Winner, 2019 ‘Boree Log Award for Bush Verse’ Fellowship of Australian Writers NSW Inc, Annual Literary Competition, Eastwood/Hills FAW.

The doctor said, “It’s Cancer…” but I failed to understand –
this couldn’t happen to my John – my farmer off the land.
He’d always been the robust type and done his share of work –
grown cotton, managed cattle stations, Darling out to Bourke.

Accepting diagnosis was a wound that touched the heart
We knew that everything would change – but that was just the start.
We’d never had to think of health, we’d both been fit and strong.
In all of our retirement plans – disease did not belong.

My John was such a legend and he never once complained.
The most emotion that he showed was on the night it rained.
Just knowing that the drought had broken seemed to give him peace.
To me it seemed like God himself was sending me release.

The concept of catastrophe submerged within the plight
as doctors, drugs and therapies were weapons for our fight.
The momentary signs of hope remissions inculcate –
It’s worked!”  “He’s cured!” – but then – the re-bombardment of our fate.

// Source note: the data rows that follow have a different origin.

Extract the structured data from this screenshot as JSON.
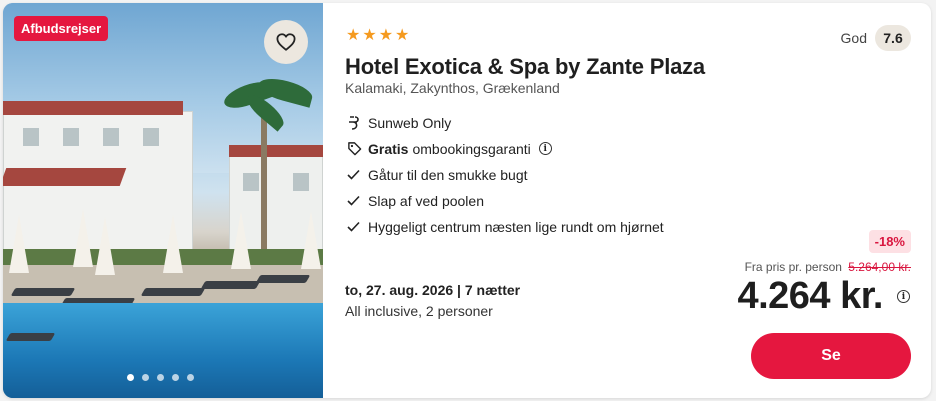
{
  "card": {
    "badge": "Afbudsrejser",
    "favorite_icon": "heart-outline-icon",
    "photo_count": 5,
    "active_photo": 1,
    "stars": 4,
    "title": "Hotel Exotica & Spa by Zante Plaza",
    "location": "Kalamaki, Zakynthos, Grækenland",
    "rating": {
      "word": "God",
      "score": "7.6"
    },
    "features": [
      {
        "icon": "sunweb-icon",
        "bold": "",
        "text": "Sunweb Only",
        "info": false
      },
      {
        "icon": "tag-icon",
        "bold": "Gratis",
        "text": "ombookingsgaranti",
        "info": true
      },
      {
        "icon": "check-icon",
        "bold": "",
        "text": "Gåtur til den smukke bugt",
        "info": false
      },
      {
        "icon": "check-icon",
        "bold": "",
        "text": "Slap af ved poolen",
        "info": false
      },
      {
        "icon": "check-icon",
        "bold": "",
        "text": "Hyggeligt centrum næsten lige rundt om hjørnet",
        "info": false
      }
    ],
    "dates": "to, 27. aug. 2026 | 7 nætter",
    "board": "All inclusive, 2 personer",
    "discount": "-18%",
    "from_label": "Fra pris pr. person",
    "old_price": "5.264,00 kr.",
    "price": "4.264 kr.",
    "cta_label": "Se"
  },
  "colors": {
    "brand_red": "#e5173f",
    "star": "#f59a1f",
    "chip_bg": "#ece7df"
  }
}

Each day another drama, “John will need to have an op.”
I dreaded damage to his brain.  I begged the ordeal – “STOP!”
The sleepless nights, the pain-torn days, the constant plunging down
to reach the depth of dark despair where raw emotions drown.

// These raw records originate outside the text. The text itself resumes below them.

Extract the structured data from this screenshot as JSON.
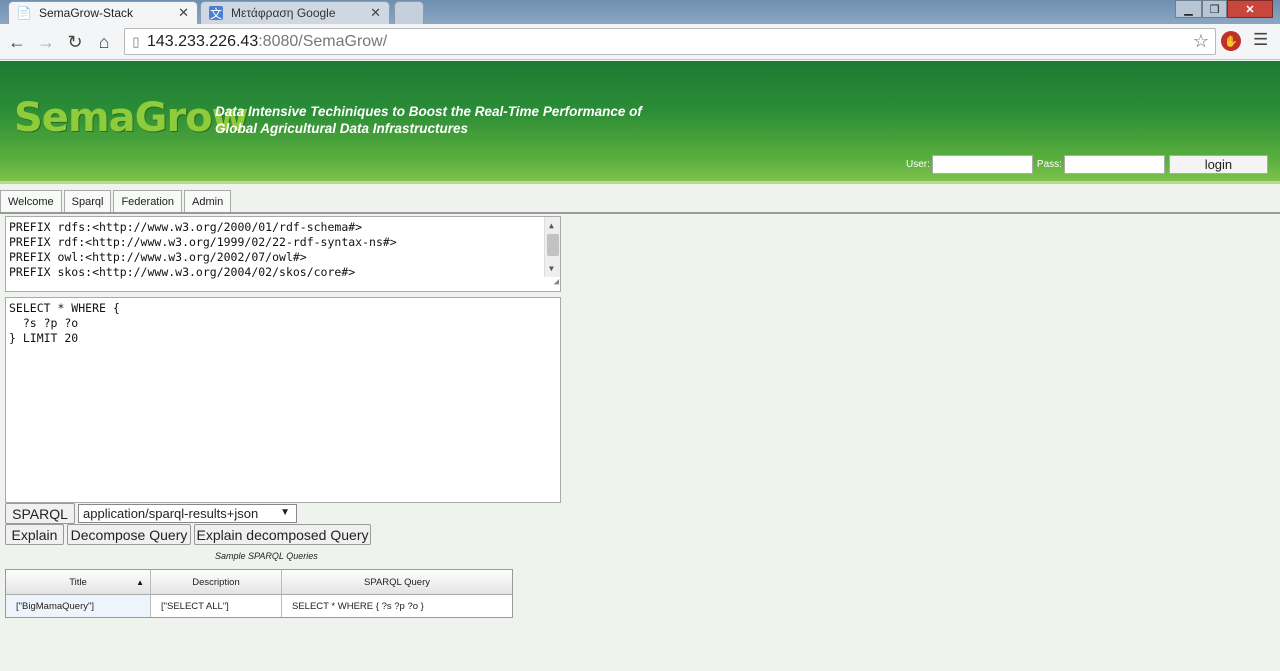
{
  "browser": {
    "tabs": [
      {
        "title": "SemaGrow-Stack",
        "icon": "page-icon"
      },
      {
        "title": "Μετάφραση Google",
        "icon": "google-translate-icon"
      }
    ],
    "url_host": "143.233.226.43",
    "url_path": ":8080/SemaGrow/"
  },
  "header": {
    "logo": "SemaGrow",
    "tagline_line1": "Data Intensive Techiniques to Boost the Real-Time Performance of",
    "tagline_line2": "Global Agricultural Data Infrastructures",
    "user_label": "User:",
    "pass_label": "Pass:",
    "login_label": "login"
  },
  "tabs": [
    "Welcome",
    "Sparql",
    "Federation",
    "Admin"
  ],
  "prefixes": [
    "PREFIX rdfs:<http://www.w3.org/2000/01/rdf-schema#>",
    "PREFIX rdf:<http://www.w3.org/1999/02/22-rdf-syntax-ns#>",
    "PREFIX owl:<http://www.w3.org/2002/07/owl#>",
    "PREFIX skos:<http://www.w3.org/2004/02/skos/core#>"
  ],
  "query": "SELECT * WHERE {\n  ?s ?p ?o\n} LIMIT 20",
  "controls": {
    "sparql_button": "SPARQL",
    "format_selected": "application/sparql-results+json",
    "explain_button": "Explain",
    "decompose_button": "Decompose Query",
    "explain_decomposed_button": "Explain decomposed Query"
  },
  "samples": {
    "caption": "Sample SPARQL Queries",
    "columns": [
      "Title",
      "Description",
      "SPARQL Query"
    ],
    "rows": [
      [
        "[\"BigMamaQuery\"]",
        "[\"SELECT ALL\"]",
        "SELECT * WHERE { ?s ?p ?o }"
      ]
    ]
  }
}
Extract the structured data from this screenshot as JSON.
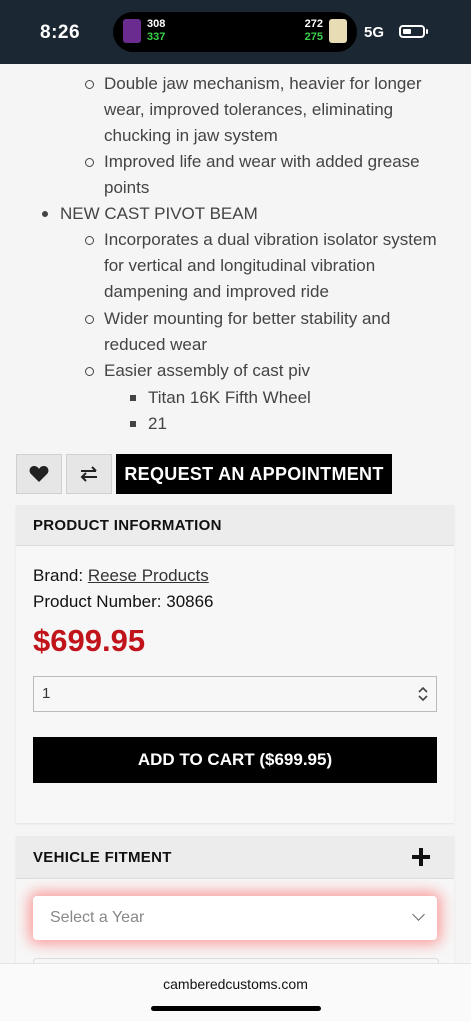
{
  "status": {
    "time": "8:26",
    "network": "5G",
    "score_left_top": "308",
    "score_left_bottom": "337",
    "score_right_top": "272",
    "score_right_bottom": "275"
  },
  "description": {
    "sub1_lines": [
      "Double jaw mechanism, heavier for longer",
      "wear, improved tolerances, eliminating",
      "chucking in jaw system"
    ],
    "sub2_lines": [
      "Improved life and wear with added grease",
      "points"
    ],
    "main_item": "NEW CAST PIVOT BEAM",
    "sub3_lines": [
      "Incorporates a dual vibration isolator system",
      "for vertical and longitudinal vibration",
      "dampening and improved ride"
    ],
    "sub4_lines": [
      "Wider mounting for better stability and",
      "reduced wear"
    ],
    "sub5": "Easier assembly of cast piv",
    "square1": "Titan 16K Fifth Wheel",
    "square2": "21"
  },
  "actions": {
    "appointment_label": "REQUEST AN APPOINTMENT"
  },
  "product": {
    "section_title": "PRODUCT INFORMATION",
    "brand_label": "Brand:",
    "brand_value": "Reese Products",
    "number_label": "Product Number:",
    "number_value": "30866",
    "price": "$699.95",
    "quantity": "1",
    "add_to_cart": "ADD TO CART ($699.95)"
  },
  "fitment": {
    "section_title": "VEHICLE FITMENT",
    "year_placeholder": "Select a Year"
  },
  "browser": {
    "url": "camberedcustoms.com"
  }
}
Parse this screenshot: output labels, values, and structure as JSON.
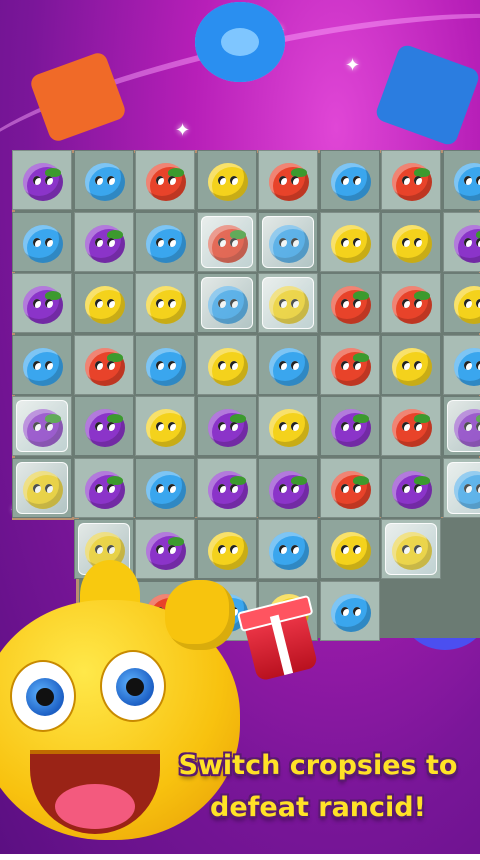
{
  "caption": {
    "line1": "Switch cropsies to",
    "line2": "defeat rancid!"
  },
  "colors": {
    "purple": "#8b34c9",
    "blue": "#3aa6ee",
    "red": "#e8432a",
    "yellow": "#f4d21c",
    "caption_text": "#ffe227"
  },
  "board": {
    "rows": [
      [
        "purple",
        "blue",
        "red",
        "yellow",
        "red",
        "blue",
        "red",
        "blue"
      ],
      [
        "blue",
        "purple",
        "blue",
        "red*",
        "blue*",
        "yellow",
        "yellow",
        "purple"
      ],
      [
        "purple",
        "yellow",
        "yellow",
        "blue*",
        "yellow*",
        "red",
        "red",
        "yellow"
      ],
      [
        "blue",
        "red",
        "blue",
        "yellow",
        "blue",
        "red",
        "yellow",
        "blue"
      ],
      [
        "purple*",
        "purple",
        "yellow",
        "purple",
        "yellow",
        "purple",
        "red",
        "purple*"
      ],
      [
        "yellow*",
        "purple",
        "blue",
        "purple",
        "purple",
        "red",
        "purple",
        "blue*"
      ],
      [
        "",
        "yellow*",
        "purple",
        "yellow",
        "blue",
        "yellow",
        "yellow*",
        ""
      ],
      [
        "",
        "",
        "red",
        "blue",
        "yellow",
        "blue",
        "",
        ""
      ]
    ]
  },
  "icons": [
    "sparkle-icon",
    "donut-candy-icon",
    "gift-box-icon",
    "mascot-icon"
  ]
}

The chemo and the surgeon’s knife – invasions of extremes
as treatments blurred into a maze of surrealistic dreams.
Oh John endured and how he fought – Australian men are tough –
but skills of modern medicine could never be enough.
I watched him grow so weak and frail, depleted – needing care.
     “Oh John, I’ll get your sticks my love.  I’ll help you to your chair…
     John lean on me, we mustn’t risk you falling down again…
     Just drink this Darling, take this tablet, it will ease your pain…

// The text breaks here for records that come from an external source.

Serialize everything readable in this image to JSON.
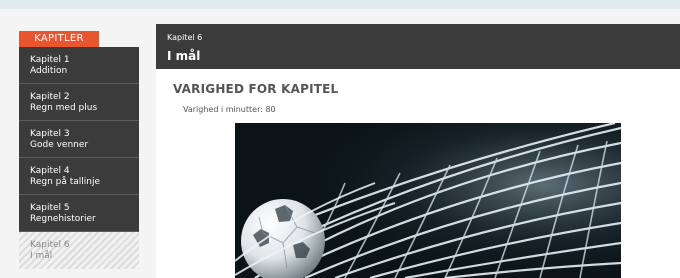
{
  "sidebar": {
    "heading": "KAPITLER",
    "chapters": [
      {
        "number": "Kapitel 1",
        "name": "Addition"
      },
      {
        "number": "Kapitel 2",
        "name": "Regn med plus"
      },
      {
        "number": "Kapitel 3",
        "name": "Gode venner"
      },
      {
        "number": "Kapitel 4",
        "name": "Regn på tallinje"
      },
      {
        "number": "Kapitel 5",
        "name": "Regnehistorier"
      },
      {
        "number": "Kapitel 6",
        "name": "I mål"
      }
    ]
  },
  "header": {
    "chapter_label": "Kapitel 6",
    "title": "I mål"
  },
  "main": {
    "section_title": "VARIGHED FOR KAPITEL",
    "duration_text": "Varighed i minutter: 80",
    "image": "soccer-ball-in-goal-net-photo"
  },
  "colors": {
    "accent": "#e8552f",
    "dark": "#3b3b3b",
    "background": "#dfe9ee"
  }
}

     Oh Darling, let me bathe you now, it isn’t any fuss.
     I’ll cool your sweating forehead. Let’s get rid of all this pus…”
They’d told about corroding flesh but no one ever warned
of lumps of rot that cancer grows to make a man deformed.

The putrid stench that permeates – the toxic brooding smell –
that’s Death! It hovered round our torture zone of earthly Hell.
I prayed for strength to see my husband through his final hours
I fought to keep control – compassion chokes and overpowers.

The ‘Cancer’ word cannot convey the force of this disease
that permeates and kills and causes human tragedies.
I knew that God was calling John to head along the track.
     “Farewell my Aussie hero – even love can’t hold you back.”

.........

Unless you’ve lived with dying, it’s impossible to know
the agony that infiltrates.  The pain of letting go.
And now my John is lying here so rigid, stark and cold –
a withered wraith of human flesh, a body wracked and old.

This struggle has consumed my soul and I am all alone
beset by penetrating chills that shudder to the bone.
I’m in a desolation void unable to perceive
that all we’ve shared has reached its end and I am left to grieve.